County Officials Hope For Dedicated Pedestrian Safety Funding

Police and county officials doing a crosswalk sting operation, via Montgomery County PoliceDespite more than $8 million in speed camera revenue, Montgomery County Police are working overtime to do many of the pedestrian crosswalk stings that have popped up over the last two years.

Some on the County Council want to once again make the speed camera fund a dedicated funding source so police can implement crosswalk stings and other education programs more consistently.

During a hearing on Monday with the Council’s Transportation Committee, Montgomery County Police Capt. Thomas Didone said the department’s Traffic Division doesn’t have earmarked money or specific officers assigned to the pedestrian crosswalk stings.

“We need some bodies that are dedicated to be a champion for the cause,” Didone said. “We look at some of the stings and we see immediately successful results, but we’re only doing them once or twice a month. If we went there twice a week, you would see the change in behavior.”

Didone said that the department began with $250,000 dedicated to traffic safety and enforcement when the county first set up its speed camera program in 2007. Through tough budget years and because of a change in the way the state speed camera law was worded, that money eventually dwindled down to nothing.
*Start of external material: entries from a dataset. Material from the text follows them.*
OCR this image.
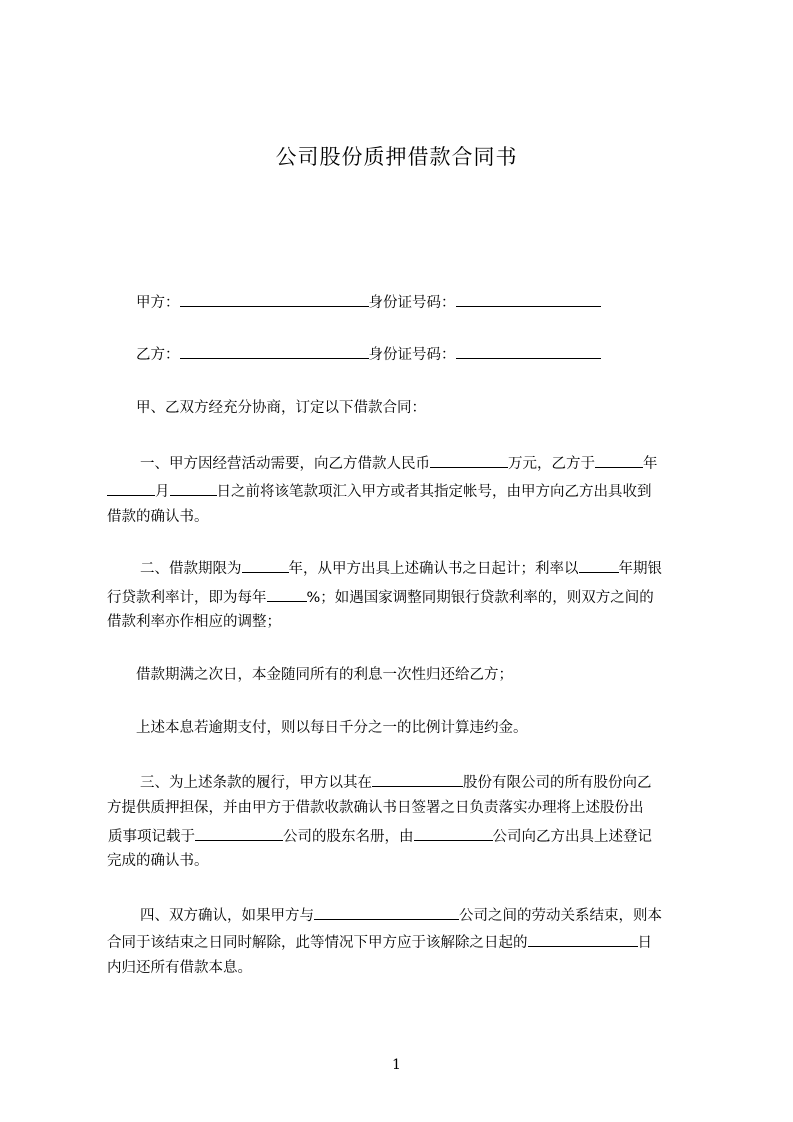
公司股份质押借款合同书
甲方：	身份证号码：
乙方：	身份证号码：
甲、乙双方经充分协商，订定以下借款合同：
一、甲方因经营活动需要，向乙方借款人民币	万元，乙方于	年
月	日之前将该笔款项汇入甲方或者其指定帐号，由甲方向乙方出具收到
借款的确认书。
二、借款期限为	年，从甲方出具上述确认书之日起计；利率以	年期银
行贷款利率计，即为每年	%；如遇国家调整同期银行贷款利率的，则双方之间的
借款利率亦作相应的调整；
借款期满之次日，本金随同所有的利息一次性归还给乙方；
上述本息若逾期支付，则以每日千分之一的比例计算违约金。
三、为上述条款的履行，甲方以其在	股份有限公司的所有股份向乙
方提供质押担保，并由甲方于借款收款确认书日签署之日负责落实办理将上述股份出
质事项记载于	公司的股东名册，由	公司向乙方出具上述登记
完成的确认书。
四、双方确认，如果甲方与	公司之间的劳动关系结束，则本
合同于该结束之日同时解除，此等情况下甲方应于该解除之日起的	日
内归还所有借款本息。
1
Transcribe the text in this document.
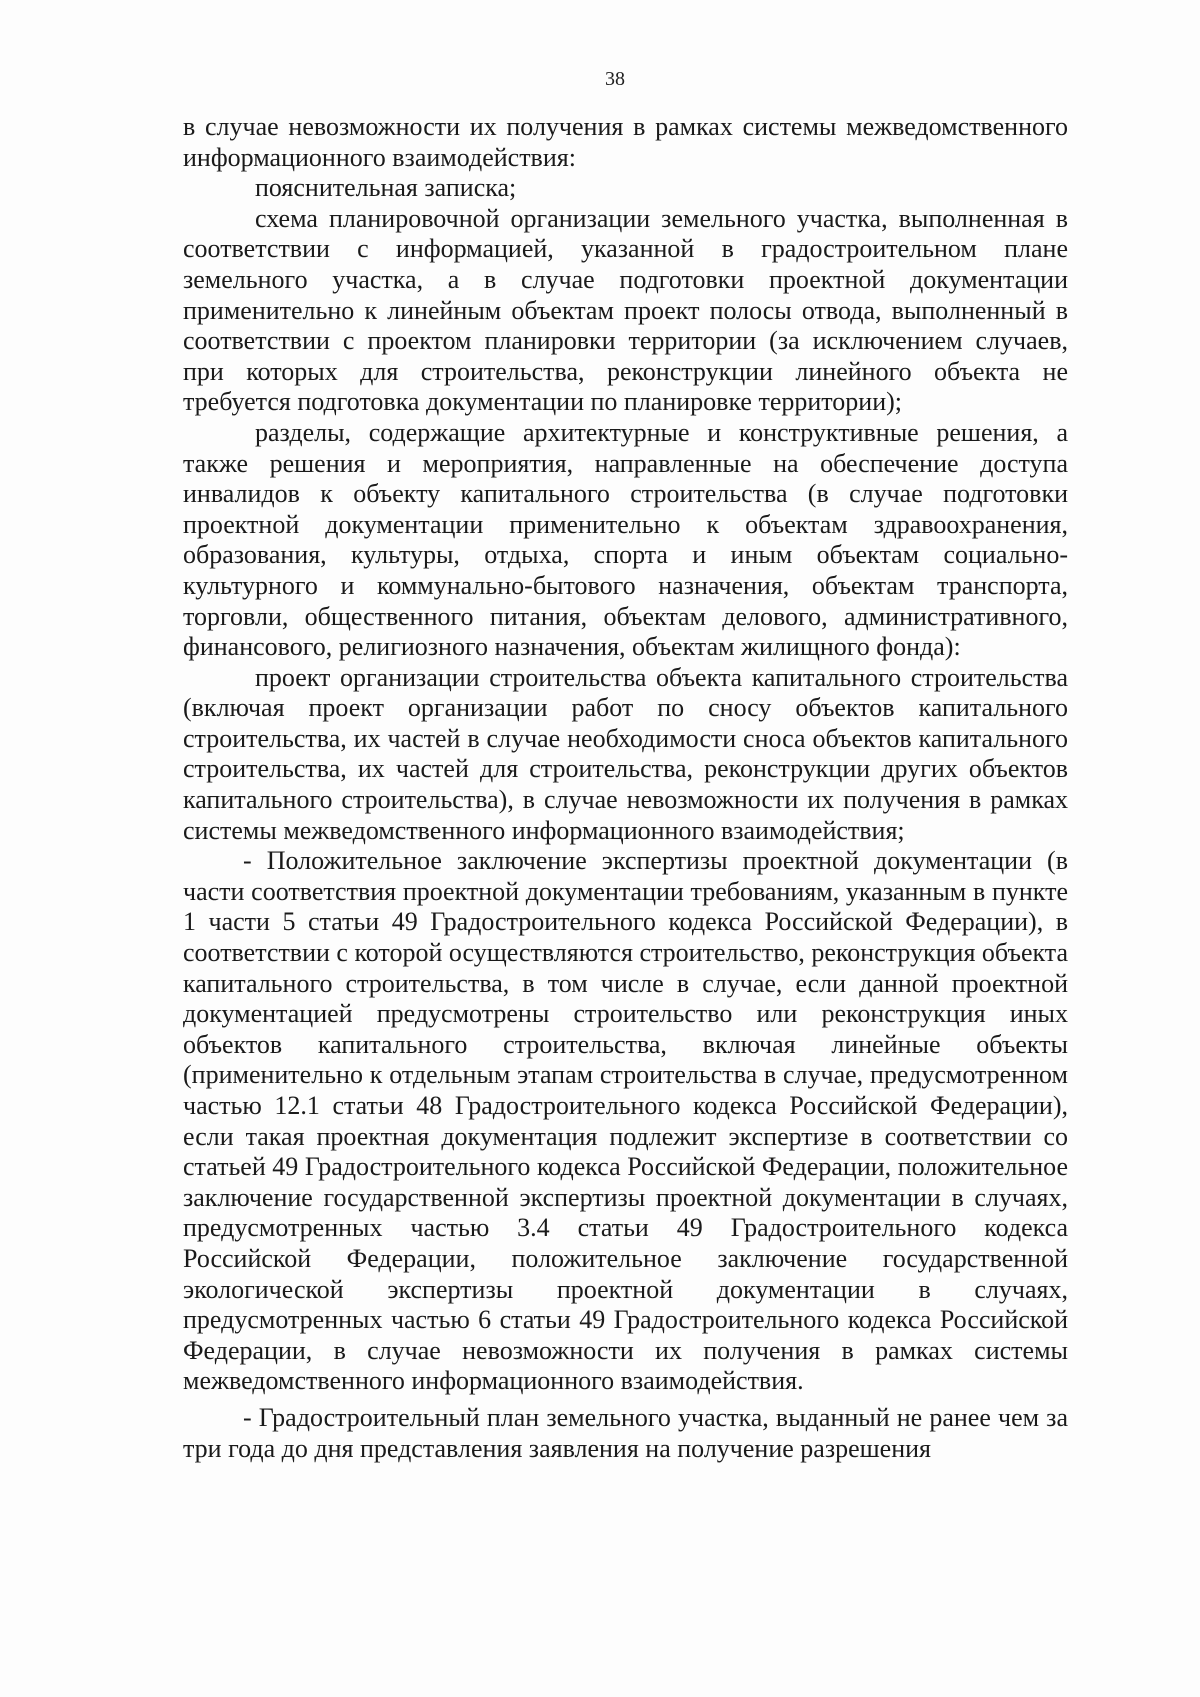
38

в случае невозможности их получения в рамках системы межведомственного информационного взаимодействия:

пояснительная записка;

схема планировочной организации земельного участка, выполненная в соответствии с информацией, указанной в градостроительном плане земельного участка, а в случае подготовки проектной документации применительно к линейным объектам проект полосы отвода, выполненный в соответствии с проектом планировки территории (за исключением случаев, при которых для строительства, реконструкции линейного объекта не требуется подготовка документации по планировке территории);

разделы, содержащие архитектурные и конструктивные решения, а также решения и мероприятия, направленные на обеспечение доступа инвалидов к объекту капитального строительства (в случае подготовки проектной документации применительно к объектам здравоохранения, образования, культуры, отдыха, спорта и иным объектам социально-культурного и коммунально-бытового назначения, объектам транспорта, торговли, общественного питания, объектам делового, административного, финансового, религиозного назначения, объектам жилищного фонда):

проект организации строительства объекта капитального строительства (включая проект организации работ по сносу объектов капитального строительства, их частей в случае необходимости сноса объектов капитального строительства, их частей для строительства, реконструкции других объектов капитального строительства), в случае невозможности их получения в рамках системы межведомственного информационного взаимодействия;

- Положительное заключение экспертизы проектной документации (в части соответствия проектной документации требованиям, указанным в пункте 1 части 5 статьи 49 Градостроительного кодекса Российской Федерации), в соответствии с которой осуществляются строительство, реконструкция объекта капитального строительства, в том числе в случае, если данной проектной документацией предусмотрены строительство или реконструкция иных объектов капитального строительства, включая линейные объекты (применительно к отдельным этапам строительства в случае, предусмотренном частью 12.1 статьи 48 Градостроительного кодекса Российской Федерации), если такая проектная документация подлежит экспертизе в соответствии со статьей 49 Градостроительного кодекса Российской Федерации, положительное заключение государственной экспертизы проектной документации в случаях, предусмотренных частью 3.4 статьи 49 Градостроительного кодекса Российской Федерации, положительное заключение государственной экологической экспертизы проектной документации в случаях, предусмотренных частью 6 статьи 49 Градостроительного кодекса Российской Федерации, в случае невозможности их получения в рамках системы межведомственного информационного взаимодействия.

- Градостроительный план земельного участка, выданный не ранее чем за три года до дня представления заявления на получение разрешения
Now, Didone must rely on officers working on overtime to conduct activities such as the crosswalk stings, in which an officer in a bright yellow shirt will walk through a crosswalk. Those motorists who don’t stop for the crosswalk, as required by law, are pulled over and given a citation.

A sting operation in April at the notorious crosswalk of Wisconsin Avenue at Stanford Street led to 24 citations in two hours. In June 2013, police nabbed 22 drivers for failing to stop with a pedestrian in the crosswalk. In April 2013, as police began an aggressive pedestrian safety initiative after a sting of pedestrian collisions, a motorist mowed down one of the pedestrian signs at the crosswalk.

Councilmember Roger Berliner agreed with Didone that the county should again set aside dedicated funding for police and Department of Transportation pedestrian safety enforcement and education. Didone said another missing element is education in the school system. Didone said police have done pedestrian safety education in just two county high schools.

Berliner asked DOT officials at the hearing to encourage some money from speed camera revenue is dedicated to the programs.

“I think we can do this,” Berliner said. “I think we should do this. We’d appreciate hearing from the county executive with respect to this issue.”

In 2009, as the rest of the state was beginning speed camera programs, the law was changed to allow speed camera revenue to be used by all public safety agencies, which Didone said meant a more diverse set of programs competing for the funds.

The $8 million the county made in speed camera revenues last fiscal year is an increase from the year before, Didone said.

Berliner, Nancy Floreen and Hans Riemer discussed a wide range of pedestrian and bicyclist issues at the hearing with Darrel Drobnich, the new chair of the county’s Pedestrian, Bicycle & Traffic Safety Advisory Committee. The Committee recommended the county update its 2005 bicycle facility master plan, create a first ever pedestrian master plan, create a countywide bicycle education program to let all types of road and sidewalk users know the rules and dedicate funding to police enforcement efforts.